Uhud meydanı ana-baba gününe dönmüştü. Din düşmanlarıyla Müslümanlar arasında amansız bir savaş sürüyordu. Müslümanlar kahramanca çarpışıyorlardı. Düşman ordusu bozulmaya yüz tutmuştu. Bir parlak zafer daha kazanılmak üzereydi. Ancak o anda beklenmedik bir hadise oldu Savaşın kazanıldığını gören Müslüman okçular yerlerini terk etmişlerdi. Peygamberimiz ise onlara kendisinden işaret almadıkça yerlerinde kalmalarını emretmişti. Okçuların ileri çıktığını gören düşman atlıları İslâm ordusunu arkadan kuşattı. Müslümanlar şaşırmıştı. Ne yapacaklarını bilemez bir haldeydiler. Dağılmaya yüz tutmuşlardı.
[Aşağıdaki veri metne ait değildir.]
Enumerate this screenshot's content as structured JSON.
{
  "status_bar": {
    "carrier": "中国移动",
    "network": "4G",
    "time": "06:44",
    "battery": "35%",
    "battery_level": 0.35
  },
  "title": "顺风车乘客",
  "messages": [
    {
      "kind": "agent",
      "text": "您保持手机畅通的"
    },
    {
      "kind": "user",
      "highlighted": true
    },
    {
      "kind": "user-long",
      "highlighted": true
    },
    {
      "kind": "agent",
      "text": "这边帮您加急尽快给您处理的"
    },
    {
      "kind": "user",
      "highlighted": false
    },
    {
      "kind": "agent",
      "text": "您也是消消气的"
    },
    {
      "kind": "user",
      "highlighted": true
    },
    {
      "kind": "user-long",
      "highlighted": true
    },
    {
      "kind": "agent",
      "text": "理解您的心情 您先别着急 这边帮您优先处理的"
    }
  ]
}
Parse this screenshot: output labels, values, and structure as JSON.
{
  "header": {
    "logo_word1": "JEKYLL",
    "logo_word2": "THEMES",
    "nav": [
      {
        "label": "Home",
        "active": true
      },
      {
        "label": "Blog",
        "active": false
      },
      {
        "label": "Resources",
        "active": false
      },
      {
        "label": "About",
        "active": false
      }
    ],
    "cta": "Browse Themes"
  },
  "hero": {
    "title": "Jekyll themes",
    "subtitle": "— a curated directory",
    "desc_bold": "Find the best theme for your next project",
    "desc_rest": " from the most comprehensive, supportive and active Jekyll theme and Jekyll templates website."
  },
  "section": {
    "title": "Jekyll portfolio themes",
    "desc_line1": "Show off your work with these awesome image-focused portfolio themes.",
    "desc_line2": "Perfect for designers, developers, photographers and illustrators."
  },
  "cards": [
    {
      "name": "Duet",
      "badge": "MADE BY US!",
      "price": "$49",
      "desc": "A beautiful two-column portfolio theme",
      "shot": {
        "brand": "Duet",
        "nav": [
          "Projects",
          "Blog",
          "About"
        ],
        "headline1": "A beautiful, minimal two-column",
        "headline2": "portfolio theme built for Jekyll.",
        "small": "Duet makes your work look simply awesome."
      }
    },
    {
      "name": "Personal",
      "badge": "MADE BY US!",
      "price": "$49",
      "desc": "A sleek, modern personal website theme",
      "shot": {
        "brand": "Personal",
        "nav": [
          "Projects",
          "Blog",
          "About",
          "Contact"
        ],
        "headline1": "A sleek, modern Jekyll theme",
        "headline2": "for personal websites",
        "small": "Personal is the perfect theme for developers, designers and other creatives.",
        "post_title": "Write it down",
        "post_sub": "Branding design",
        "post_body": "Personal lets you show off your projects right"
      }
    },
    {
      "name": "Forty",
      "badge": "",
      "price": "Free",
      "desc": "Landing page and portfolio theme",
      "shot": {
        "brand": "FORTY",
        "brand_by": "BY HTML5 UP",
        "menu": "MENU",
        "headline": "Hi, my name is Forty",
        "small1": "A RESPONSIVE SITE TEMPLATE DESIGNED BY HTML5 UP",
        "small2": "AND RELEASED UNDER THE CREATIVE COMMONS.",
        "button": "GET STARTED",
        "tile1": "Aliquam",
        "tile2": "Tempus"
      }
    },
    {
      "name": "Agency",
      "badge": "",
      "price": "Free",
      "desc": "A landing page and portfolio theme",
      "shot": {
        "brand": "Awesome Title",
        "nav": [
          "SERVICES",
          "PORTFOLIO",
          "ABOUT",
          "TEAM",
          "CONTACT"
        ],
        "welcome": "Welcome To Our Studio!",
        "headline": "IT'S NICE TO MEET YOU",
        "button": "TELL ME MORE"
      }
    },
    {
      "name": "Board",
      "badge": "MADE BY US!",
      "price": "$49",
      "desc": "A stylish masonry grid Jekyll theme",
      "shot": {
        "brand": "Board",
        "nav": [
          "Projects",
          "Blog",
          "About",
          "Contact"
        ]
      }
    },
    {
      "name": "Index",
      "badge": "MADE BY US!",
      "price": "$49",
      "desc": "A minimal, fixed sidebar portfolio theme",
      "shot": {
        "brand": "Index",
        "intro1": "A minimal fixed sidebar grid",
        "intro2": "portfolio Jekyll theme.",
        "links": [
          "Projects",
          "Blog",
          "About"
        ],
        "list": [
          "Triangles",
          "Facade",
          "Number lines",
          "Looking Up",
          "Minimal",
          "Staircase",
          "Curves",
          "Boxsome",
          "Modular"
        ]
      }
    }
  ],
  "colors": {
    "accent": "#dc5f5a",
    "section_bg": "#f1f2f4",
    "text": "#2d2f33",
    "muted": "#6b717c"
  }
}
       Peygamberimiz yine eşsiz cesaretini gösterdi. Savaş meydanını terk etmedi. Bu davranışı ile diğer Müslümanlara örnek olmak istiyordu. Etrafında çok az Müslüman kalmıştı. Onlar da canlarını dişlerine takmışlar, Peygamberimizi korumaya çalışıyorlardı. İmanlı göğüslerini düşman oklarına siper ediyorlardı.

       Fedakârca çarpışanlardan bir de Hz. Talha idi. Düşman askerleri Peygamberimizin çevresini kuşatmışlardı. Ona ulaşmak istiyorlardı. Hz. Talha kahramanca savaşıyor, Peygamberimizin etrafında dört dönüyordu.

       Savaşın en nazik zamanıydı. Bir avuç Müslüman savaşçı Peygamberimizi koruma mücadelesi veriyordu. Bir ara düşmanın keskin nişancılarından birinin yayını gerdiği görüldü. Peygamberimize nişan almıştı. Hz. Talha bu okun Peygamberimize isabet edeceğini anlamıştı. Birden yerinden fırladı. Elini kaldırdı. Hızla gelen oka hedef yaptı. Ok elini delip geçmişti. Kan revan içerisindeydi. Ama o buna aldırmıyordu. Okun Peygamberimize isabet etmemiş olmasına seviniyordu. O, Peygamberini korumak uğruna canını bile vermeye hazırdı.

Hz. Talha’nın kan kaybından ayakta duracak hali kalmamıştı. Bir ara yere yığıldı. Bayılmıştı. Hz. Ebû Bekir yardımına koştu. Yüzüne su serpti. Kendine gelen Hz. Talha’nın yaralarına aldırış ettiği yoktu. O Peygamberini düşünüyordu. Hz. Ebû Bekir’e, “Resulallah  ne durumdadır?” diye sordu.

       “İyidir,” dedi Hz.Ebû Bekir. “Merak edilecek bir şey yok.”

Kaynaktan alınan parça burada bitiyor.